After breakfast we went to the library. Like many of the libraries we've visited this year, it had convenient hours and was comfortable and well-equipped with computers. On a lark I sent an email to our local paper in New Hampshire, telling them about our trip. They responded within an hour and the next day a reporter interviewed us. Here's the link to the story: 
https://www.fosters.com/news/20200111/ordinary-seacoast-couple-hoping-to-inspire-compassion-dreams-through-yearlong-us-bike-tour

This charming little hotel would be home for our next two nights in Columbus while we waited for the wind to shift. It had a courtyard in the back and several common rooms inside. The owner had decorated it in a Mexican Victorian style. He always had a variety of snacks and tea available, perfect for hungry cyclists. There were only six rooms. During the week three of them were rented to truck drivers working on the Wall.

There wasn't a whole lot to do in Columbus. After visiting the library we checked into the Los Milagros Hotel, clearly a diamond in the rough. The only grocery store in town didn't have much in the way of anything and we only found one restaurant open which served mediocre Mexican food. But that was all okay. We were happy hanging out at our hotel. Keeping up with this blog takes a lot of time and I am having a lot of fun with it.

We popped into the Columbus history museum where we learned about the March 9, 1916, attack on the community by Mexican outlaws.

After riding around the country and seeing so much of our history defined by men, with women mentioned only as  "madams" or "soiled doves," it was really nice to see this.


On Tuesday, January 7, we bicycled three miles to the Mexican border and walked to Palomas for lunch. The town is filled with dental offices. People travel from all over the United States and cross the border for low-cost dental care. One of the women in the Columbus visitors center said she retired to Columbus so that she could easily go to Mexico for dental care. And we're building a wall? Something here doesn't make sense.

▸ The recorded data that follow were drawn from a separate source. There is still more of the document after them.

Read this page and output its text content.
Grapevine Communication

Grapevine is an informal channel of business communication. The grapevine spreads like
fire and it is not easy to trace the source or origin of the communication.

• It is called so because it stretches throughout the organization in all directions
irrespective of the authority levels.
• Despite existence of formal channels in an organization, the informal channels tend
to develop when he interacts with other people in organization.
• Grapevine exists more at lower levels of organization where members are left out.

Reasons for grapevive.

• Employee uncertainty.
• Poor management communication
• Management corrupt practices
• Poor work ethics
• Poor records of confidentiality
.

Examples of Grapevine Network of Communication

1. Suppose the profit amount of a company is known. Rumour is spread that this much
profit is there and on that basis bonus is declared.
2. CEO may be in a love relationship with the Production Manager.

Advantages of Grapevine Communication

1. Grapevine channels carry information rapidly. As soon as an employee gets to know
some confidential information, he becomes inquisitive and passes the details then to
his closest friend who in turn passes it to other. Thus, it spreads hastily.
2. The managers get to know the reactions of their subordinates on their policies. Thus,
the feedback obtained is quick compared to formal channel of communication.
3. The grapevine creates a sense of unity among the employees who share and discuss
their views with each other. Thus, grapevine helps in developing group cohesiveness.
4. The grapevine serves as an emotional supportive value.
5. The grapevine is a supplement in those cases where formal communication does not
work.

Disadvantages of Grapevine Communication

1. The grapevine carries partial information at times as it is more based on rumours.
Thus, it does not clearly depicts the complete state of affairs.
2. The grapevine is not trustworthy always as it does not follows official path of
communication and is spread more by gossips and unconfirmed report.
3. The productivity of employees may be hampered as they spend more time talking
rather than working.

Everyone talked about The Pink Store as the place to go for lunch in Palomas so we had to check it out. It is filled with everything Mexican for sale. I love all the colors. The food was okay.

On 
Wednesday, January 8, we set out to cover the 84 miles to El Paso, Texas.
The Wall, being built before our very eyes.


With a slight headwind, mostly flat terrain, and nothing along the way to distract us we arrived in Texas and our Warm Showers accommodation after 9 1/2 hours.